SC: Why are you working with women in prison specifically?
CS: Research has shown that putting women in prison is rarely appropriate, necessary or a proportionate response to their crimes, and the impact of doing so is socially and economically devastating. More than half of imprisoned women have experienced domestic violence, and nearly half have attempted suicide at some point in their life. Prison has an enormous impact on child displacement, addiction, poverty and mental health, yet the figures for sentencing women to prison terms has been on an upward climb for 25 years. This project hopes to intervene in these trends and provide a sustainable model for developing arts-based projects in prisons which engage women in ways that are socially empowering.
SC: What relevance does Shakespeare have?
CS: Our workshops are based around the premise of talking back to the Bard – filling in the spaces where Shakespeare’s women are silent. But they are also about exploring stories that are not the province of the elite. The themes of his work are extremely relevant: mother and child separation, domestic violence, inter-familial relationships and questions of justice, empathy, free will and responsibility. If Shakespeare is one of the custodians of British culture then he must also be accessible to all and the plays are perennially fascinated, as we continue to be, by power and responsibility, legacy and change.
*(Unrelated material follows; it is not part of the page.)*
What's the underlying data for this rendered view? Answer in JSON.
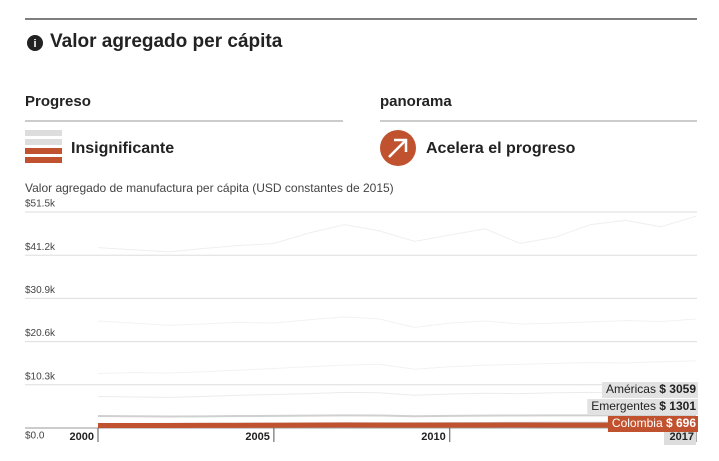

SC: How do the skills learned over the course of the project help in the long-term?
CS: This arts-based approach has helped our participants feel empowered, confident and supported. Getting involved in a creative project allows them to feel part of a community that values positive change and individual well-being, as well as offering the opportunities to women to represent themselves and be heard. Preparing for performance has also given them the chance to learn and develop practical theatre skills, how to direct, scene manage and run rehearsals, for example, as well as understanding design, lighting, costume and sound.
SC: You’ve now been awarded an Arts Council National Lottery Project Grant of £6,400 to extend the project. What happens next?
CS: This funding allows us to work with 30 women in HMP Styal in Cheshire and at the Venus Centre in Bootle and deliver two performances over the next few months that will focus on both Shakespeare and story-telling. A significant proportion of the women at Styal and those supported by the Venus Centre have not had access to the arts and many have not completed school education. We’ll be working with the charity Women in Prison and the Prisoners' Education Trust to provide compassion-led workshops that support the use of arts in the criminal justice system and offer powerful models of empathy and expression in the pursuit of positive representation and rehabilitation.